Hazel shook her head. That was an abstraction which she had never considered. She had been too busy living to make a critical analysis of life. She had the average girl's conception of life, when she thought of it at all, as a state of being born, of growing up, of marrying, of trying to be happy, and ultimately—very remotely—of dying. And she had also the conventional idea that activity in the world, the world as she knew it, the doing of big things in a public or semi-public way, was the proper sphere for people of exceptional ability. But why this should be so, what law, natural or fabricated by man, made it so she had never asked herself. She had found it so, and taken it for granted. Roaring Bill Wagstaff was the first man to cross her path who viewed the struggle for wealth and fame and power as other than inevitable and desirable.

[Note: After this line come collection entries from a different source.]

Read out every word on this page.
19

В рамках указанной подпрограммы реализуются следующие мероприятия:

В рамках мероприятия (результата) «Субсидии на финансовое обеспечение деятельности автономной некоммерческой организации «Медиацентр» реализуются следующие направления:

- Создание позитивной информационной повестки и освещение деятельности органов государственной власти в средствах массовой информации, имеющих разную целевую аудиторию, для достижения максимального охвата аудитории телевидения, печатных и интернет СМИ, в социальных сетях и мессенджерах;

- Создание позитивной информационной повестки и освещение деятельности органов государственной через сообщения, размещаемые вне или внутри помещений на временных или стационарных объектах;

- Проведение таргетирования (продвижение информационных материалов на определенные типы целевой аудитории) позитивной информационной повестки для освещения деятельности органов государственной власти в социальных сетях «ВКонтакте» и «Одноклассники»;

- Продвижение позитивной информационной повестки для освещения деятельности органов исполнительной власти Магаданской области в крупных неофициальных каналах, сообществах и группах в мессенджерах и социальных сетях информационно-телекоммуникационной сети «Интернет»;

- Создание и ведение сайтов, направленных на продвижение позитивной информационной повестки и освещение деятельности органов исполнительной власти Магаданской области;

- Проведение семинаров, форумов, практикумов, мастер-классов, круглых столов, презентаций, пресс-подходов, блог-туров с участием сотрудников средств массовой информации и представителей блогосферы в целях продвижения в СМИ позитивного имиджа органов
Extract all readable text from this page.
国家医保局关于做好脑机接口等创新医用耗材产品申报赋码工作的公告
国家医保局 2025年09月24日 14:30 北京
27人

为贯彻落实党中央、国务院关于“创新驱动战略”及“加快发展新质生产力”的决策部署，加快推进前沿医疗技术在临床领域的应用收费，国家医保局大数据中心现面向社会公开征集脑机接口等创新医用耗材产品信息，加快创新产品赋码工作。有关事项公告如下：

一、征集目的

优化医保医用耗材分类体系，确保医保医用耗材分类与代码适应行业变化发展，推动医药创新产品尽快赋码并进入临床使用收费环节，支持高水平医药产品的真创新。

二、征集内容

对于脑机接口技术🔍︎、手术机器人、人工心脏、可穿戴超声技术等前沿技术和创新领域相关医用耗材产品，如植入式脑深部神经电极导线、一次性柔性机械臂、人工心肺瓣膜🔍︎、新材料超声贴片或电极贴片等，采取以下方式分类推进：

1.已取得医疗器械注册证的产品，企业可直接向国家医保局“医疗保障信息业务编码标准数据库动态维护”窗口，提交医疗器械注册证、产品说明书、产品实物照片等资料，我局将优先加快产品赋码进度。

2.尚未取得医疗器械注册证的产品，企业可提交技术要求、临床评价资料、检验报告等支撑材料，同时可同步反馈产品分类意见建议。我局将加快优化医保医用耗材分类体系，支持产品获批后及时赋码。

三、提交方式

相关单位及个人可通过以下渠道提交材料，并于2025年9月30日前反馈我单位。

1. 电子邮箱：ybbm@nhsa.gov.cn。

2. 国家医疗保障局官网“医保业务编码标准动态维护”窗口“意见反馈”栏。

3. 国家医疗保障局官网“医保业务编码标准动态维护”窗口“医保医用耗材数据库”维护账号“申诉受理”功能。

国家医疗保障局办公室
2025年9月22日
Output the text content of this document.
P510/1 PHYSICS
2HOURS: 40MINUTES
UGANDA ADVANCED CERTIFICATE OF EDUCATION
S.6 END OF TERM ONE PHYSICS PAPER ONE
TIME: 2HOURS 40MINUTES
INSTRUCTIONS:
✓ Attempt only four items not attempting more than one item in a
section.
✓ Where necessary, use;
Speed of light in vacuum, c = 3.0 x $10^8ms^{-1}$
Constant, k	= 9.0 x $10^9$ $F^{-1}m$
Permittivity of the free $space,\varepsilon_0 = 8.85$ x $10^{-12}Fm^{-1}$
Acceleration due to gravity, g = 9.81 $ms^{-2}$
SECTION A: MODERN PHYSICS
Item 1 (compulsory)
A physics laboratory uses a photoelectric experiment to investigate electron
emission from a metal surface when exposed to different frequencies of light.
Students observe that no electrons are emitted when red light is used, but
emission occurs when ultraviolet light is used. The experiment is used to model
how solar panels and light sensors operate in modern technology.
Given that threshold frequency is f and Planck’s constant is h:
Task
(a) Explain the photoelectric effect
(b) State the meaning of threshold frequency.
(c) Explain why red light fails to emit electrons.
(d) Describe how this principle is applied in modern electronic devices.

"You see, little person," he went on, "we have some very definite requirements which come of the will to live that dominates all life. We must eat, we must protect our bodies against the elements, and we need for comfort some sort of shelter. But in securing these essentials to self-preservation where is the difference, except in method, between the banker who manipulates millions and the post-hole digger on the farm? Not a darned bit, in reality. They're both after exactly the same thing—security against want. If the post-hole digger's wants are satisfied by two dollars a day he is getting the same result as the banker, whose standard of living crowds his big income. Having secured the essentials, then, what is the next urge of life? Happiness. That, however, brings us to a more abstract question.

"In the main, though, that's my answer to your question. Here I can secure myself a good living—as a matter of fact, I can easily get the wherewithal to purchase any luxuries that I desire—and it is gotten without a petty-larceny struggle with my fellow men. Here I exploit only natural resources, take only what the earth has prodigally provided. Why should I live in the smoke and sordid clutter of a town when I love the clean outdoors? The best citizen is the man with a sound mind and a strong, healthy body; and the only obligation any of us has to society is not to be a burden on society. So I live in the wilds the greater part of the year, I keep my muscles in trim, and I have always food for myself and for any chance wayfarer—and I can look everybody in the eye and tell them to go to the fiery regions if I happen to feel that way. What business would I have running a grocery store, or a bank, or a real-estate office, when all my instincts rebel against it? What normal being wants to be chained to a desk between four walls eight or ten hours a day fifty weeks in the year? I'll bet a nickel there was many a time when you were clacking a typewriter for a living that you'd have given anything to get out in the green fields for a while. Isn't that so?"